Le Café, closed the day before, had passed into history.


  1. Las Vegas Review-Journal (August 17, 1954), 89; (January 13, 1955), 11; (January 30, 1955), 7.
  2. Panorama (January 10, 1969), 3; (November 28, 1969), 20; Marge Jacques, interview by Dennis McBride, May 28-29, 1998 [author’s transcript]; Karin Rodgers, interview by Dennis McBride, February 24, 1998 [University of Nevada, Las Vegas Lied Library Special Collections (hereafter noted as UNLVSC) transcript HQ75.4 R63 R63 1998]; Ralph Vandersnick, interview by Dennis McBride, October 18, 1997 [UNLVSC transcript HQ76.2 U52 N38 1997].
  3. Panorama (February 7, 1969), 12, 16; (August 2, 1969), 17, 20; (August 29, 1969), 21, 23; Jacques interview; Rodgers interview; Sally MacEachern, interview by Dennis McBride, February 24 and March 11, 2002 [author’s transcript].
  4. Panorama (September 30, 1977), 13; (October 7, 1977), 15; (October 23, 1977), 19; (October 28, 1977), 14; Jacques interview; Bert Hood, interview by Dennis McBride, June 16, 1998 [UNLVSC transcript HQ76.2 U52 N34 1998]; Hanford Searl, interview by Dennis McBride, November 2, 1996 [UNLVSC transcript HQ76.2 U52 N37 1997].
  5. Gay (May 10, 1971), 9; Las Vegas Review-Journal (July 31, 1977), 1B; (August 7, 1977, 1C; Jacques interview; Searl interview.

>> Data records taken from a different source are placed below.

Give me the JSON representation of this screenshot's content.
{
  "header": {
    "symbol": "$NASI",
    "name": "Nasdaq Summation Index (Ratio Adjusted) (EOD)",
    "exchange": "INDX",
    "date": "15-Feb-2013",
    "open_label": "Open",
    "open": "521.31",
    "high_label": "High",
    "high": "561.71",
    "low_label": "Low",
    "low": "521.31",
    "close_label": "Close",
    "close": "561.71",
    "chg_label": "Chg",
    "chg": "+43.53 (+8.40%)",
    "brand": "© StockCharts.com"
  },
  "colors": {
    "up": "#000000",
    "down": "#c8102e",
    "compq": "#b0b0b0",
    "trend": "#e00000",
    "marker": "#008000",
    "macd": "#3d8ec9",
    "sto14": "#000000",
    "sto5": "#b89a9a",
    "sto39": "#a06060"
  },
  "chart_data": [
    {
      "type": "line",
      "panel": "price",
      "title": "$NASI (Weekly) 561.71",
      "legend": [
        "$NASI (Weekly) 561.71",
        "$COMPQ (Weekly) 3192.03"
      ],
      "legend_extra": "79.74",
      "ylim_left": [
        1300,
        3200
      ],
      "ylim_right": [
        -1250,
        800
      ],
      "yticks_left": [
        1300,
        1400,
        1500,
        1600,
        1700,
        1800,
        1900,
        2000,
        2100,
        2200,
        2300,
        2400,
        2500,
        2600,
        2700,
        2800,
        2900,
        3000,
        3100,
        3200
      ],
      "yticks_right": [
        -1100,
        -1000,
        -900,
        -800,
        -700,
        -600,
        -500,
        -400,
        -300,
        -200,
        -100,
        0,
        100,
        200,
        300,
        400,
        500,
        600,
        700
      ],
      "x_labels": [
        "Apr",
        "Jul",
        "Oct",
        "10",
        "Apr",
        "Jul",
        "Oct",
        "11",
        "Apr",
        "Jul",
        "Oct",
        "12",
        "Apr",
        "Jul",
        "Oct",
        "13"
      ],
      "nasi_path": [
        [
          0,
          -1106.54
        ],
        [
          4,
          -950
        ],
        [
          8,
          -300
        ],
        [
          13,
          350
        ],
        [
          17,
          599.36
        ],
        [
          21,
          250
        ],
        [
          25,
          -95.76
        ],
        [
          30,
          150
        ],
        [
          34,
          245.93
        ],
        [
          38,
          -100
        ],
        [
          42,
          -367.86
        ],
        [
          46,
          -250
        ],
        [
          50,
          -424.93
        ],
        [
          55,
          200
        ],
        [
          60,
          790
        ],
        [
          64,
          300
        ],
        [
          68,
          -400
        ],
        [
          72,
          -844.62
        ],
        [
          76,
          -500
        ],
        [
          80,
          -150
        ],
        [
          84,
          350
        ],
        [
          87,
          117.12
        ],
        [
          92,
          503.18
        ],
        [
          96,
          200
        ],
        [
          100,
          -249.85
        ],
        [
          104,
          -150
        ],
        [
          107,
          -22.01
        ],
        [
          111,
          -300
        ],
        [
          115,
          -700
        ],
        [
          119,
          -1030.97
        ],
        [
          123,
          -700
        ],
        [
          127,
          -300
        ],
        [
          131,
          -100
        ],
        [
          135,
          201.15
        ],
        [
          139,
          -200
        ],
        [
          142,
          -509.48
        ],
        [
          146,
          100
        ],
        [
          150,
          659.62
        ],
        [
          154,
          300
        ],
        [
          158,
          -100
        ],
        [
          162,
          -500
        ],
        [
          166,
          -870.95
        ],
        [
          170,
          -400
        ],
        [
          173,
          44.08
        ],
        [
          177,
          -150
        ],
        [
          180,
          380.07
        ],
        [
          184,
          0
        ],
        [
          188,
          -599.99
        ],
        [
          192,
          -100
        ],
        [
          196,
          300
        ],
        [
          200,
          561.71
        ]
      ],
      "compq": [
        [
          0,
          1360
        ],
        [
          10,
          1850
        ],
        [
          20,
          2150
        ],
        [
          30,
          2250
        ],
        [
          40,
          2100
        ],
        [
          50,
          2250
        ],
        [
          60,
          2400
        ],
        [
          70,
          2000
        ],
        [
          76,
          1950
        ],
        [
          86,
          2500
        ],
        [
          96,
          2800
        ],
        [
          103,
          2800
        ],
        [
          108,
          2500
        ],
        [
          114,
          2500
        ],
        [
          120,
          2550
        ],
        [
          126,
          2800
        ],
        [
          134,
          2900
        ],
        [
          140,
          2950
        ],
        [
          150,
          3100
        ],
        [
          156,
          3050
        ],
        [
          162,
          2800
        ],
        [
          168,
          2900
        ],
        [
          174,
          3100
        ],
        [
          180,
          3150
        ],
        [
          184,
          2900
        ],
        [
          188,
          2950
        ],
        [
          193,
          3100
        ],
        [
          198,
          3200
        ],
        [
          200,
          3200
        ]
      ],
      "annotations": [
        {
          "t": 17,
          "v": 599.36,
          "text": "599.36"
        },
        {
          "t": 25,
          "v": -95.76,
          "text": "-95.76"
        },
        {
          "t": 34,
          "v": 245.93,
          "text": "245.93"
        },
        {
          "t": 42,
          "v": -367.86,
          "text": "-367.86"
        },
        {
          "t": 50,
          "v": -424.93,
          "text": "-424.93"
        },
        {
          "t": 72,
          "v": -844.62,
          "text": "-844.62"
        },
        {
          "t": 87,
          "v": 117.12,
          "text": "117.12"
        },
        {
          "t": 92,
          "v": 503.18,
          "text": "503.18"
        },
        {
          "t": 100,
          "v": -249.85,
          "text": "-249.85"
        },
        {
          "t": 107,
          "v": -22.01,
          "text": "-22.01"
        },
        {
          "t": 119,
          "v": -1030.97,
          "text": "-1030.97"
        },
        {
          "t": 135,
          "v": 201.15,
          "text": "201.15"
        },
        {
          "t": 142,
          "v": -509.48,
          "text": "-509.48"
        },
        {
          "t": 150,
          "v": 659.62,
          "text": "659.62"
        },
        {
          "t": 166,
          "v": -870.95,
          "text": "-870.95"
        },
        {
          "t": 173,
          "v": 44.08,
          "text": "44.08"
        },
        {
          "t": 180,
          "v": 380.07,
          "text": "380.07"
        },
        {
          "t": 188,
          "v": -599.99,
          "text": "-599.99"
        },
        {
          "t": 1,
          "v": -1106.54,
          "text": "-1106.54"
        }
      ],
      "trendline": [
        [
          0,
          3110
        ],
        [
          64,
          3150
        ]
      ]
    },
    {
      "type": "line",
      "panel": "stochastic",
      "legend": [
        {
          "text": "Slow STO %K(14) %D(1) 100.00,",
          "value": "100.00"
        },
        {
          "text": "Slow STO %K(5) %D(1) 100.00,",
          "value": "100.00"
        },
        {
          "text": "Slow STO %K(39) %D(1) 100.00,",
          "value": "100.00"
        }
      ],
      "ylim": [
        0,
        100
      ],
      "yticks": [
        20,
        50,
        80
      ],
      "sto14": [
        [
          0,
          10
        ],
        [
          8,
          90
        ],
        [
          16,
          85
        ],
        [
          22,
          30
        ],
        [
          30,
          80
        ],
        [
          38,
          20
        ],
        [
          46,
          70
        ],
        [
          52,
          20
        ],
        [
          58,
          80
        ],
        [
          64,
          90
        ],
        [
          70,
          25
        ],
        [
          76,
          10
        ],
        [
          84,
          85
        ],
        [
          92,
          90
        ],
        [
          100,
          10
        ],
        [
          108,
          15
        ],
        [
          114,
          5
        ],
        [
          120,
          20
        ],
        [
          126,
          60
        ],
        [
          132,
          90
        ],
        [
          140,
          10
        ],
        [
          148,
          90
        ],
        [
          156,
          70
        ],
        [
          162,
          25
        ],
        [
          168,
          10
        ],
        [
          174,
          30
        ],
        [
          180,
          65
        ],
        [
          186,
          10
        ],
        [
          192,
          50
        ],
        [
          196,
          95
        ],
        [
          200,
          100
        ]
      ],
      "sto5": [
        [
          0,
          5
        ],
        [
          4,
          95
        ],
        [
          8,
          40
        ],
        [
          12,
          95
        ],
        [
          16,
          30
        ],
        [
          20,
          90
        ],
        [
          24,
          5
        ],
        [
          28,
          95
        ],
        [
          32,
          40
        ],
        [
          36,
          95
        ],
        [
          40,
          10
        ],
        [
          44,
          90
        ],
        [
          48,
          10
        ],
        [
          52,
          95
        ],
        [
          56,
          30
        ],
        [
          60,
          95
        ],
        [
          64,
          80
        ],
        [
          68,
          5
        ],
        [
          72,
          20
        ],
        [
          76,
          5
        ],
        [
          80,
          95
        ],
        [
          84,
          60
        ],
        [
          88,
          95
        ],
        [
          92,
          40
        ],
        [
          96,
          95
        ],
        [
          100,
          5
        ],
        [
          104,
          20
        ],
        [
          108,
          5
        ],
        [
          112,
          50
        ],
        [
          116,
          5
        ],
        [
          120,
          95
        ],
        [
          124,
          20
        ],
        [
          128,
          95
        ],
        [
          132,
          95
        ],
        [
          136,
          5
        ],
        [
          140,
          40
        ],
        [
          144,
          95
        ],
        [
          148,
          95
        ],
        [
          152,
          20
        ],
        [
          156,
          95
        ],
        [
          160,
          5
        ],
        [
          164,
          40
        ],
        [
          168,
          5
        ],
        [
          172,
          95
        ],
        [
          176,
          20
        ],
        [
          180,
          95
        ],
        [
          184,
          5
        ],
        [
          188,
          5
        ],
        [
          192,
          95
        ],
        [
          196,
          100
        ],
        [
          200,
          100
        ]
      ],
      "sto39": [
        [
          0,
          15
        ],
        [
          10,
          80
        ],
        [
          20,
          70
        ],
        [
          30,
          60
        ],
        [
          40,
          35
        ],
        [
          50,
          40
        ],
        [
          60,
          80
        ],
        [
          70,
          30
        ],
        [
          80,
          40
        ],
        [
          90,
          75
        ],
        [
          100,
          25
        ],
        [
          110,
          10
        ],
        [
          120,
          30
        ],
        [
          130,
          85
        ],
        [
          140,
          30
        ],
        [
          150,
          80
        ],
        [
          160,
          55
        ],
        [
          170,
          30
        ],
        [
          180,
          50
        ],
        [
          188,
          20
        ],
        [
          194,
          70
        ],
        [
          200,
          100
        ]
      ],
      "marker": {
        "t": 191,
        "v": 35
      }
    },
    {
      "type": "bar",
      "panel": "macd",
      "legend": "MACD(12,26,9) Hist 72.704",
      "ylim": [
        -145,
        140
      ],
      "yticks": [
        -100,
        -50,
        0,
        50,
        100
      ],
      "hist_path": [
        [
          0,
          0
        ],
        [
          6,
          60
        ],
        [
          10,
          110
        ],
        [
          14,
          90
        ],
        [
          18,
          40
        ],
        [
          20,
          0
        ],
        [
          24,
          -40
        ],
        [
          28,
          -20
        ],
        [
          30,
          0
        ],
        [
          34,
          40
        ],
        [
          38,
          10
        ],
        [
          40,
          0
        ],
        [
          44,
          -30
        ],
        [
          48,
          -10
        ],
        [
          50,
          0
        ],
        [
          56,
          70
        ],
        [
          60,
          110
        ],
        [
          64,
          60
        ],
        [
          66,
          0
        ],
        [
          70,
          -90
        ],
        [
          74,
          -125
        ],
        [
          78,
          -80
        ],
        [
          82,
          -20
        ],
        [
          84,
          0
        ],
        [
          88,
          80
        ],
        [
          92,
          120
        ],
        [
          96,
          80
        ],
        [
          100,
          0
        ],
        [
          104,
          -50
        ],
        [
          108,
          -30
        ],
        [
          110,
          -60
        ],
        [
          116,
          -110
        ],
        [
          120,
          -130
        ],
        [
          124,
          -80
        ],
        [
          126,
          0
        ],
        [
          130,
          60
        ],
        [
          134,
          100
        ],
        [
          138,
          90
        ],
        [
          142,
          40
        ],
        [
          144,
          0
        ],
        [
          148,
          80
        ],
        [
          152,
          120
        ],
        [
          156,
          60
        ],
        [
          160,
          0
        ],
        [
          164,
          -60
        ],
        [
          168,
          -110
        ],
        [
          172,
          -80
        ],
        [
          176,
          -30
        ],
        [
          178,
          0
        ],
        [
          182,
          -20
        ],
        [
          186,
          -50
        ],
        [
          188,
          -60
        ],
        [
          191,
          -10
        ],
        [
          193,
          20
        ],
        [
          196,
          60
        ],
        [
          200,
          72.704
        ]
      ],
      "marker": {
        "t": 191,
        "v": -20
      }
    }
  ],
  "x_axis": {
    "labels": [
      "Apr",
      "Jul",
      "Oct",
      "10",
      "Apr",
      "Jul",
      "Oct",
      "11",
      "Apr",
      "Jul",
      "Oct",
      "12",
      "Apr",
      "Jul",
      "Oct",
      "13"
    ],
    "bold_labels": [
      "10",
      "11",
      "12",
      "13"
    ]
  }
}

  6. Panorama (October 24, 1975), 16; (May 14, 1976), 42, 43-44; Vegas Gay Times (October 1978), 1-2; (June 1979), 1; Las Vegas Review-Journal (August 25, 1978), 6B; Las Vegas Sun (August 25, 1978), 33; McBride journal, August 12 and 30, 1977 [author’s collection].
  7. Las Vegas Mirror (March 10, 1978), 38-39; Vegas Gay Times (September 1978), 2; (October 1978), insert; (February 1979), insert; (August 1979), 6; (January 1980), 8; (September 1980), 2, 8; (October 1980), 5; Other Place financial records [Marge Jacques Collection, UNLVSC MS #2001-22].
  8. Nevada Gay Times (September 1983), insert; (November 1983), 4, 5, 7; (December 1983), 7; (January 1984), 3; (February 1984, 5, 6, 14); (March 1984), 15; Desert Gaze (December 1983), 15; (January 1984), 12; (February 1984), 10; Las Vegas Mirror (March 9, 1984), 5. Jacques interview; Christie Young, interview by Dennis McBride, October 18, 1998 [UNLVSC transcript HQ76.2 U52 N359 1998]; McBride journal, October 25, 1983 [author’s collection] McBride to Young, January 30, 1984 [author’s collection].
  9. Nevada Gay Times (May 1984), 4; Jacques interview; Young interview; McBride journal, April 12, 1984 [author’s collection].